The name derives from the legends associated with the original Nauplius of tradition, son of Amymone and Poseidon. The two imposing rocks of the peninsula, Its Kale and Palamedi, face one another across an inner bay of the Gulf of Argolis. The town is on the flat N side of the harbor, with N-S streets which climb by steps to the higher S level. Pronoia is on the E land side of the strong fortress of Palamedi which can now be approached by a motor road, though formerly only by steps (857).

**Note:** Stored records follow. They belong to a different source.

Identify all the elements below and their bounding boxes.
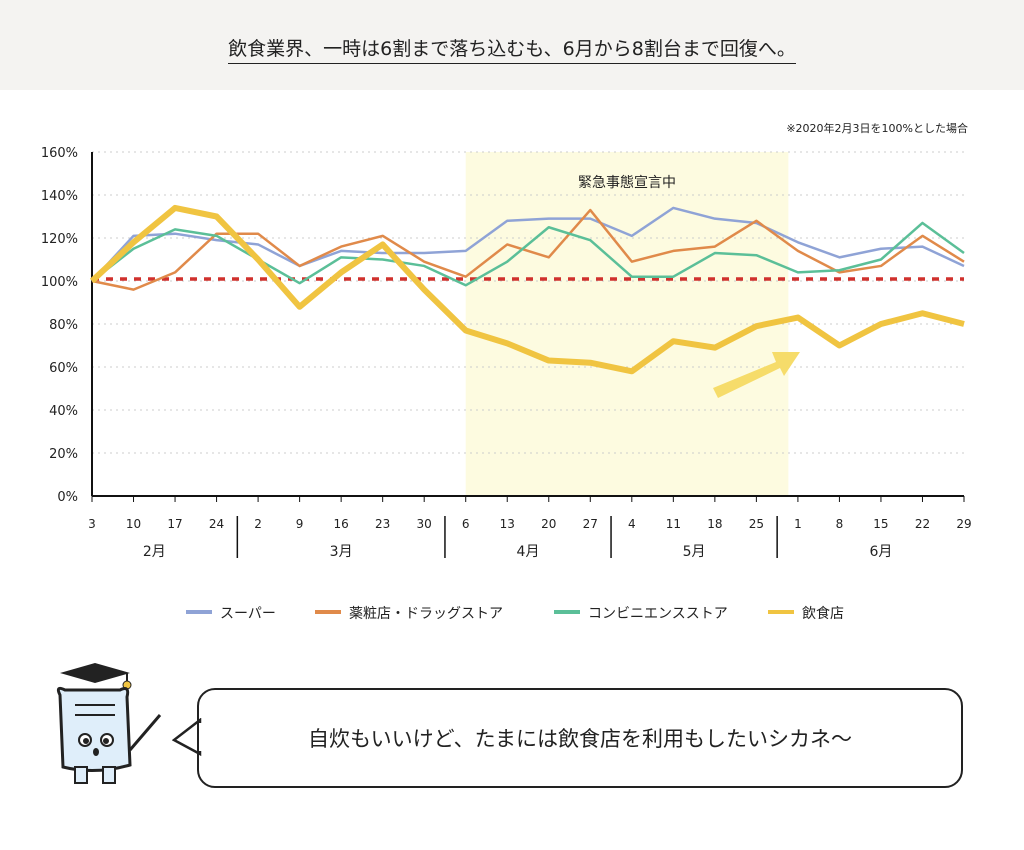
x-tick-label: 30 <box>417 517 432 531</box>
y-tick-label: 120% <box>41 232 78 247</box>
y-tick-label: 0% <box>57 490 78 505</box>
x-tick-label: 8 <box>836 517 844 531</box>
mascot-icon <box>56 663 162 784</box>
header-band: 飲食業界、一時は6割まで落ち込むも、6月から8割台まで回復へ。 <box>0 0 1024 90</box>
x-tick-label: 17 <box>167 517 182 531</box>
x-tick-label: 9 <box>296 517 304 531</box>
baseline-note: ※2020年2月3日を100%とした場合 <box>786 122 968 135</box>
emergency-label: 緊急事態宣言中 <box>578 175 676 191</box>
series-line-2 <box>91 221 965 287</box>
x-tick-label: 25 <box>749 517 764 531</box>
month-label: 2月 <box>143 544 166 560</box>
x-tick-label: 27 <box>583 517 598 531</box>
x-tick-label: 10 <box>126 517 141 531</box>
legend-label: 薬粧店・ドラッグストア <box>349 606 503 622</box>
x-tick-label: 22 <box>915 517 930 531</box>
y-tick-label: 140% <box>41 189 78 204</box>
y-tick-label: 20% <box>49 447 78 462</box>
speech-tail <box>172 718 202 757</box>
legend-label: コンビニエンスストア <box>588 606 728 622</box>
month-label: 6月 <box>869 544 892 560</box>
x-tick-label: 29 <box>956 517 971 531</box>
x-tick-label: 11 <box>666 517 681 531</box>
page-title: 飲食業界、一時は6割まで落ち込むも、6月から8割台まで回復へ。 <box>0 34 1024 64</box>
x-tick-label: 23 <box>375 517 390 531</box>
y-tick-label: 40% <box>49 404 78 419</box>
x-tick-label: 4 <box>628 517 636 531</box>
month-label: 4月 <box>517 544 540 560</box>
x-tick-label: 13 <box>500 517 515 531</box>
legend-label: 飲食店 <box>802 605 844 622</box>
x-tick-label: 24 <box>209 517 224 531</box>
line-chart: 緊急事態宣言中 0% 20% 40% 60% 80% 100% 120% 140% 160% 3 10… <box>41 146 972 622</box>
x-tick-label: 18 <box>707 517 722 531</box>
y-tick-label: 160% <box>41 146 78 161</box>
x-tick-label: 16 <box>334 517 349 531</box>
x-tick-label: 20 <box>541 517 556 531</box>
speech-bubble: 自炊もいいけど、たまには飲食店を利用もしたいシカネ〜 <box>197 688 963 788</box>
y-tick-label: 80% <box>49 318 78 333</box>
month-label: 3月 <box>330 544 353 560</box>
x-tick-label: 6 <box>462 517 470 531</box>
series-line-3 <box>89 204 965 375</box>
y-tick-label: 60% <box>49 361 78 376</box>
x-tick-label: 1 <box>794 517 802 531</box>
month-label: 5月 <box>683 544 706 560</box>
y-tick-label: 100% <box>41 275 78 290</box>
legend-label: スーパー <box>220 606 276 622</box>
x-tick-label: 3 <box>88 517 96 531</box>
trend-arrow-icon <box>713 352 800 398</box>
x-tick-label: 15 <box>873 517 888 531</box>
x-tick-label: 2 <box>254 517 262 531</box>
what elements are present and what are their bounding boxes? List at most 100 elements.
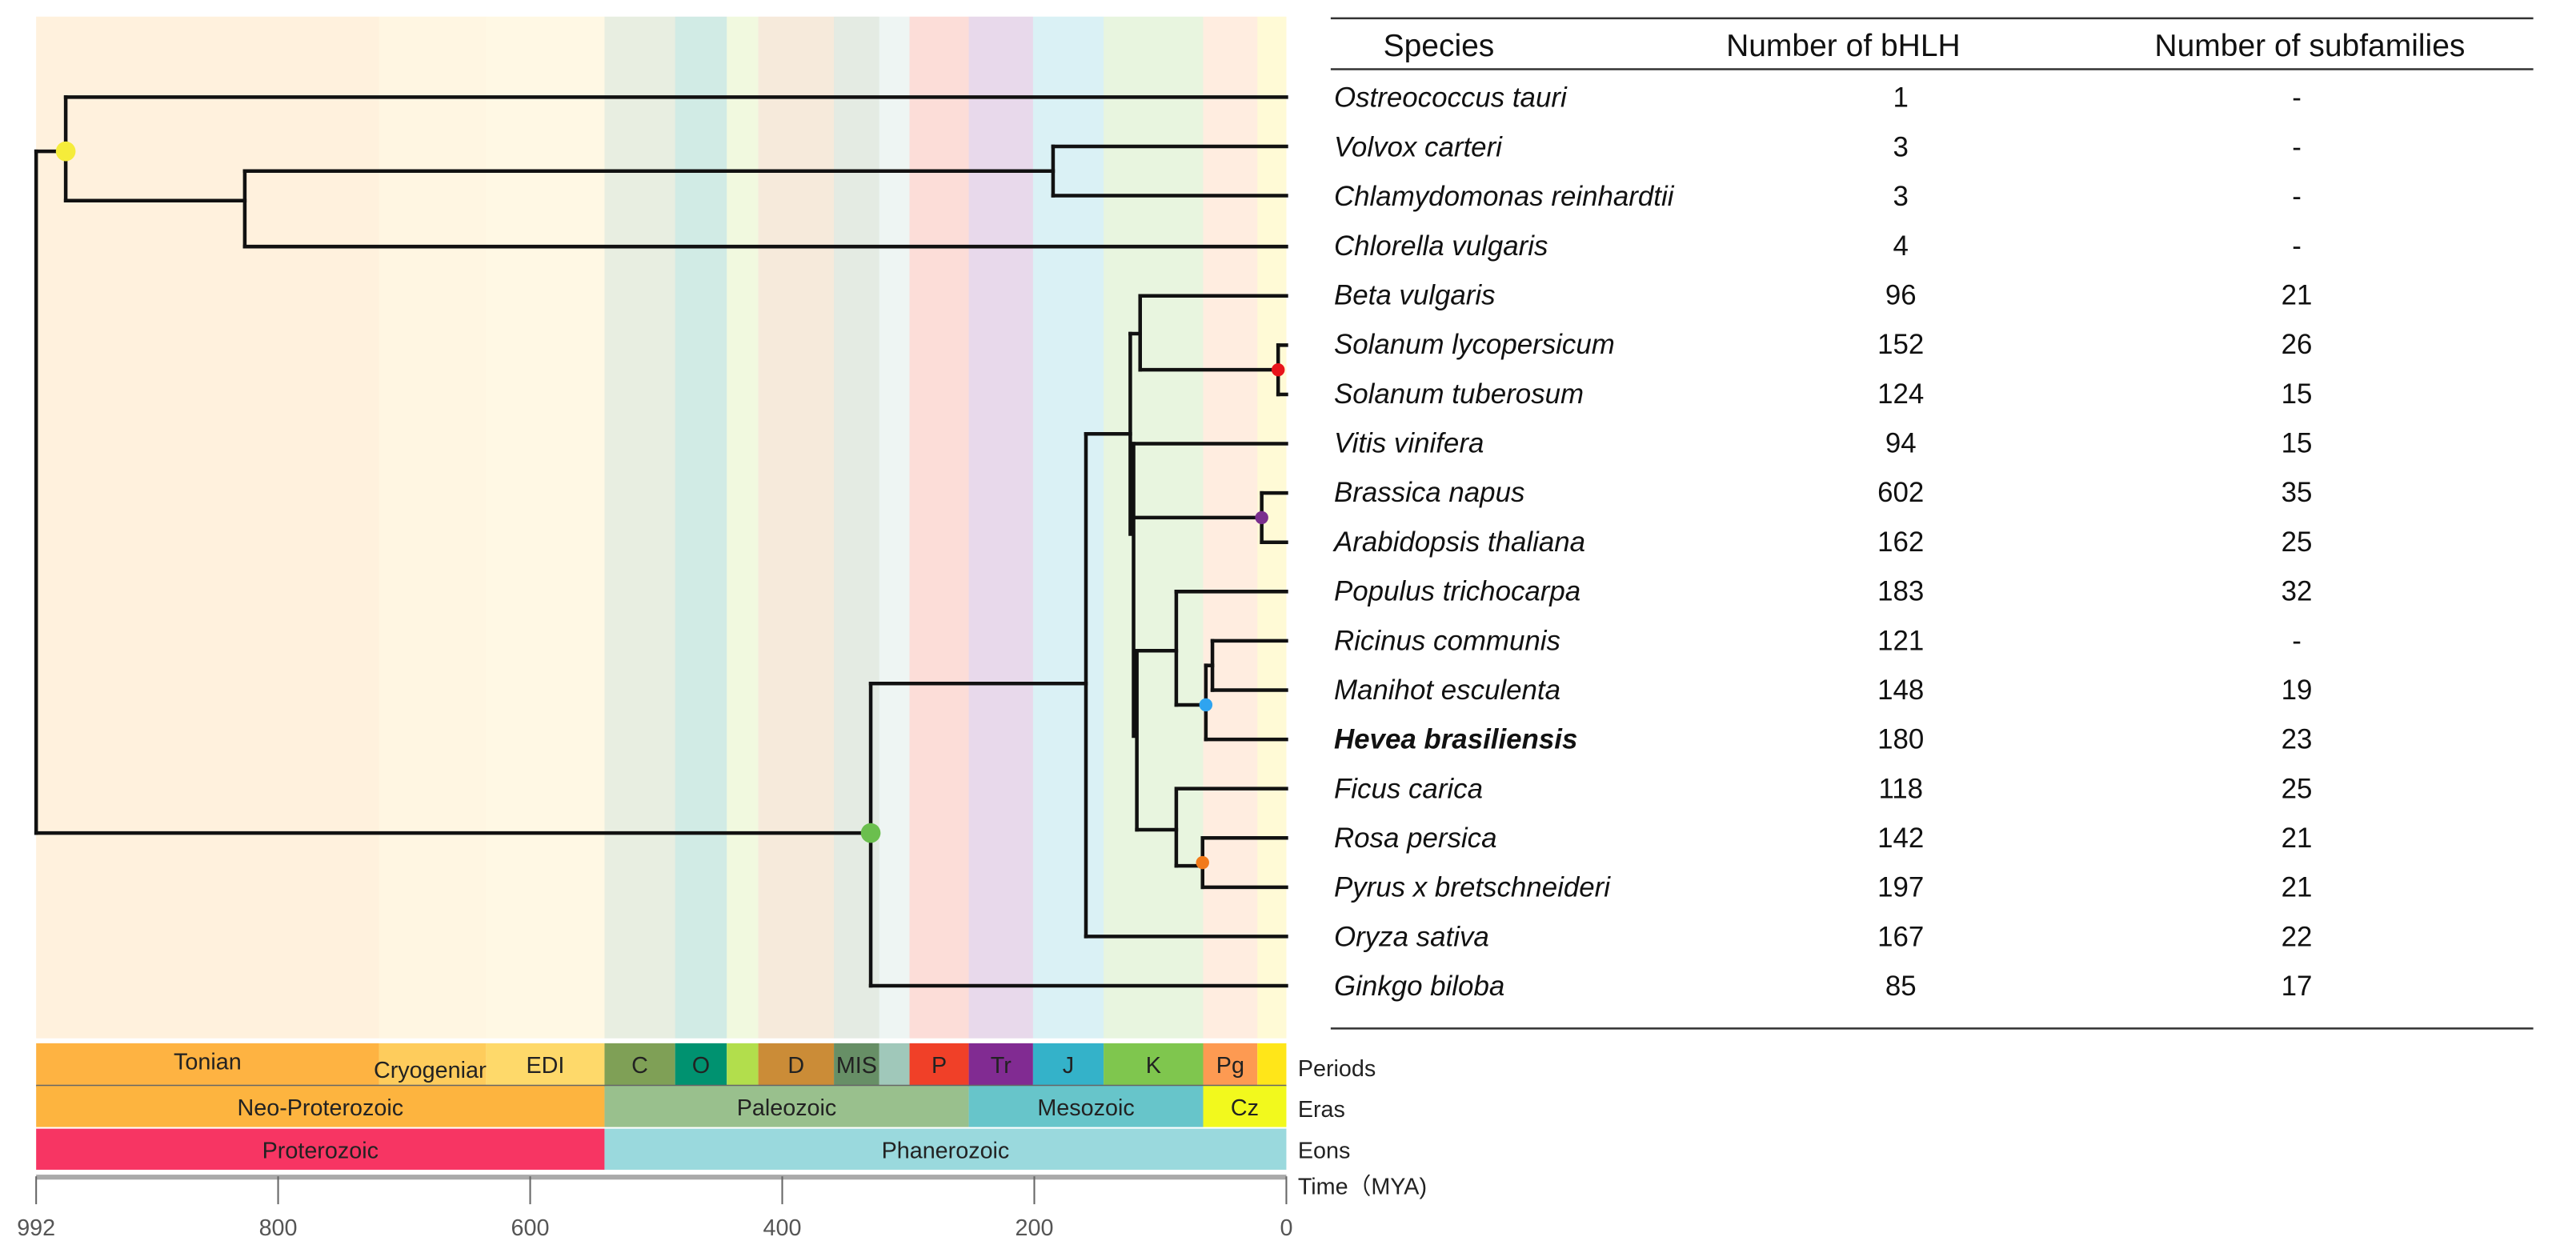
bhlh-count: 167 [1877,921,1924,952]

Archaeology: The Classical acropolis was presumably on Its Kale. Blocks from the original walls, ca. 300 B.C., the earliest now visible, some polygonal, have been reused in later fortifications and there are traces of cuttings and steps. The earliest excavations in the Pronoia area revealed Mycenaean chamber tombs and recently work there has added rich examples. In the 1950's Geometric finds outnumbered Mycenaean. In 1970-71 excavations in the area produced evidence of Neolithic and of Early and Middle Helladic occupation. The presence of cavernous holes seems to confirm Strabo's reference to a “man-made labyrinth” and “caves.” Continued excavation here may well prove this region to have been an important center of the EH period.

History and Chronology: Nauplia was a member of the Kalaurian Maritime League, but in the 7th c. B.C. was conquered by Argos, its natural rival. Its succeeding history, disturbed by conflicts, is meager. It includes a transference of population during the Messenian Wars; Pausanias found the site deserted.


Paus. 11.38; Strab. 369.373; R. & K. Cook, Southern Greece (1968); Archaeological Reports in BSA (1971) 11; Deilaki in AAA 1 (1971) 10-11; H. Wace, Nauplia, 3d ed. (1971); id., EAA, s.v. Nauplia (q.v. for bibliography).